Ночь на 28-е сентября | страница 39



– Вы смеетесь? – проговорил Купер протяжно, – слух ваш сроднился с отчаянным воплем глубоко тронутых, и для него равны и лепет младенца, и рев тигра; окаменел этот слух от пламенного дыхания лести, от заблаговременно вымышленных фраз, от пристрастных уверений, от…

– Скажите мне, mon cousin, – перебила я его, – кто таков ваш родственник, который желает здесь охотиться?

– Какой быстрый переход, кузина!

– Но я полагала, что вы кончили.

– Не сказав ни слова…

– В таком случае я слушаю.

– Нет, кузина, поздно! Родственник же мой, или, лучше сказать, друг, впрочем, нимало на меня не похожий… в нем все материализм, какой-то сухой взгляд на аксессуары жизни! впрочем, он умеет чувствовать и понимает честь.

– Но кто же он?

– Гусар, наездник, добрый малый, жуир!

– Как жуир?

– Слово тривиально, это правда, но оно означает страсть к наслаждениям мира осязаемого, не умственного. В эту минуту мне нужен друг, мне необходим он, как существо, на которое можно положиться с уверенностью, что оно не изменит, не предаст, а отмстит, разумеется, в то время, когда рука моя не в силах будет более мстить, – впрочем, и за себя отчасти!

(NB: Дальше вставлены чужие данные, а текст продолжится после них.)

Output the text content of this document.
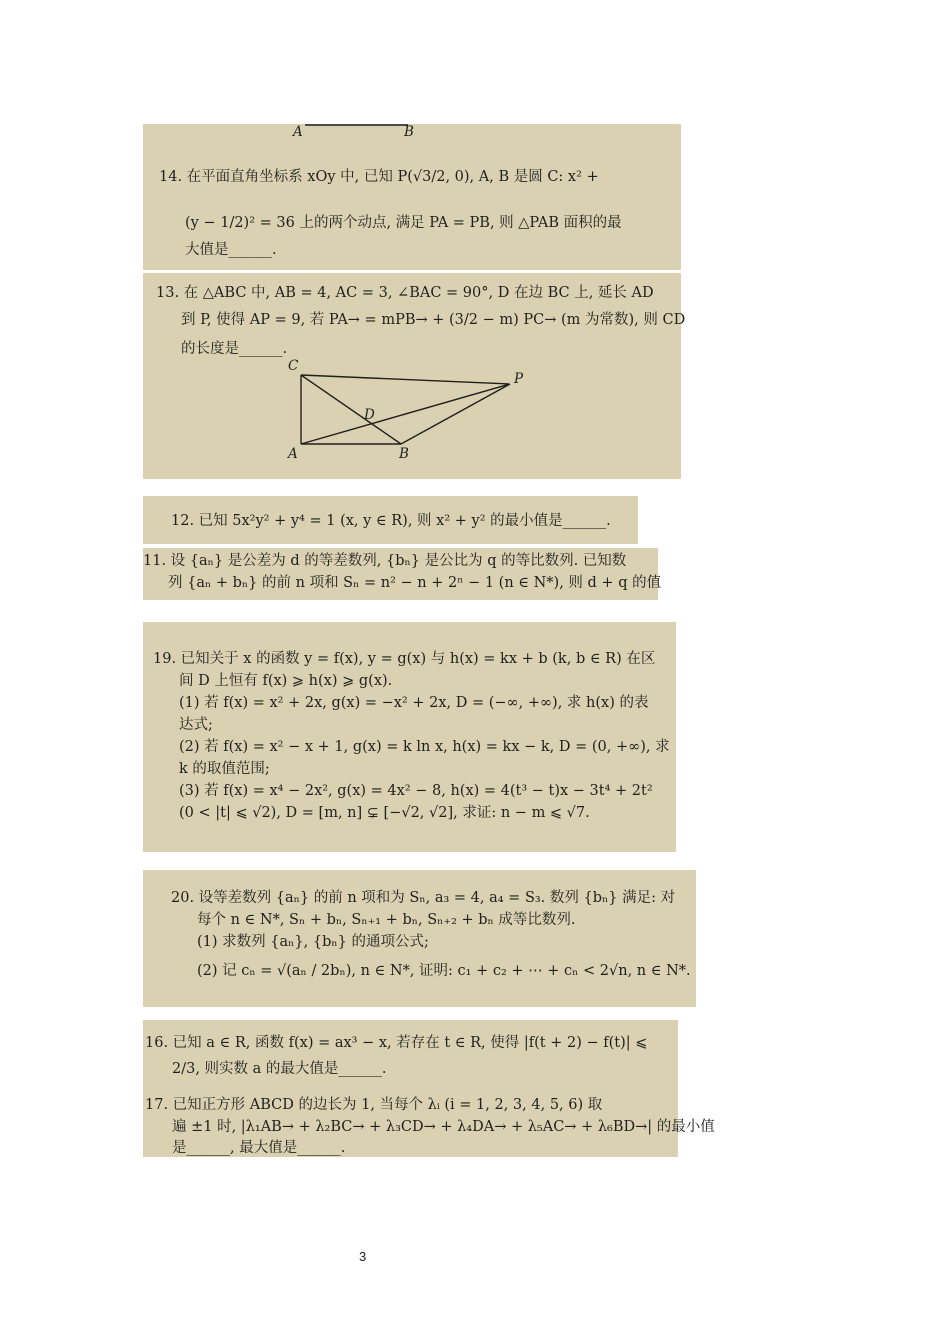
A	B
14. 在平面直角坐标系 xOy 中, 已知 P(√3/2, 0), A, B 是圆 C: x² +
(y − 1/2)² = 36 上的两个动点, 满足 PA = PB, 则 △PAB 面积的最
大值是______.
13. 在 △ABC 中, AB = 4, AC = 3, ∠BAC = 90°, D 在边 BC 上, 延长 AD
到 P, 使得 AP = 9, 若 PA→ = mPB→ + (3/2 − m) PC→ (m 为常数), 则 CD
的长度是______.
C
P
D
A	B
12. 已知 5x²y² + y⁴ = 1 (x, y ∈ R), 则 x² + y² 的最小值是______.
11. 设 {aₙ} 是公差为 d 的等差数列, {bₙ} 是公比为 q 的等比数列. 已知数
列 {aₙ + bₙ} 的前 n 项和 Sₙ = n² − n + 2ⁿ − 1 (n ∈ N*), 则 d + q 的值
19. 已知关于 x 的函数 y = f(x), y = g(x) 与 h(x) = kx + b (k, b ∈ R) 在区
间 D 上恒有 f(x) ⩾ h(x) ⩾ g(x).
(1) 若 f(x) = x² + 2x, g(x) = −x² + 2x, D = (−∞, +∞), 求 h(x) 的表
达式;
(2) 若 f(x) = x² − x + 1, g(x) = k ln x, h(x) = kx − k, D = (0, +∞), 求
k 的取值范围;
(3) 若 f(x) = x⁴ − 2x², g(x) = 4x² − 8, h(x) = 4(t³ − t)x − 3t⁴ + 2t²
(0 < |t| ⩽ √2), D = [m, n] ⊊ [−√2, √2], 求证: n − m ⩽ √7.
20. 设等差数列 {aₙ} 的前 n 项和为 Sₙ, a₃ = 4, a₄ = S₃. 数列 {bₙ} 满足: 对
每个 n ∈ N*, Sₙ + bₙ, Sₙ₊₁ + bₙ, Sₙ₊₂ + bₙ 成等比数列.
(1) 求数列 {aₙ}, {bₙ} 的通项公式;
(2) 记 cₙ = √(aₙ / 2bₙ), n ∈ N*, 证明: c₁ + c₂ + ⋯ + cₙ < 2√n, n ∈ N*.
16. 已知 a ∈ R, 函数 f(x) = ax³ − x, 若存在 t ∈ R, 使得 |f(t + 2) − f(t)| ⩽
2/3, 则实数 a 的最大值是______.
17. 已知正方形 ABCD 的边长为 1, 当每个 λᵢ (i = 1, 2, 3, 4, 5, 6) 取
遍 ±1 时, |λ₁AB→ + λ₂BC→ + λ₃CD→ + λ₄DA→ + λ₅AC→ + λ₆BD→| 的最小值
是______, 最大值是______.
3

– Мстить? кому мстить? – спросила я, продолжая не понимать поэта.

– Кому… кому? – повторил Купер с самодовольною, горделивою улыбкой, – тому, графиня, кто питается кровью сердец, кто дни свои считает победами над неопытными, над ослепленными его коварством… короче, тому, кто самодовольно стал между им и его счастием и в то же время между мною и моим счастием.

Из всего этого я поняла, что поэту хотелось назвать своего соперника, своего злодея, которого, я полагаю, узнала и ты; но я дала себе слово помучить поэта.

– А какого рода охоту предпочитает родственник ваш, mon cousin? – спросила я с видом совершенного равнодушия.

– Не знаю, графиня, и, по совести, мало интересуюсь этого рода занятием.

– Я же, напротив, ожидаю приезда вашего родственника с нетерпением и обещаю себе очень много удовольствий; во-первых, продолжительные прогулки верхом…

– И в тильбюри… – лукаво прибавил поэт.

– И в тильбюри, – повторила я, как бы не понимая иронии Купера, – но не в моем, который страх беспокоен, а в тильбюри Старославского, если только он будет так любезен, что предложит его мне.

– О, за Старославского я ручаюсь! И, конечно, графиня, он так любезен, что не сделает из вас исключения.

– Не понимаю, mon cousin.

– Я хотел сказать, графиня, что считаю соседа нашего учтивым до такой степени, что он сделает для вас то, что делает для других.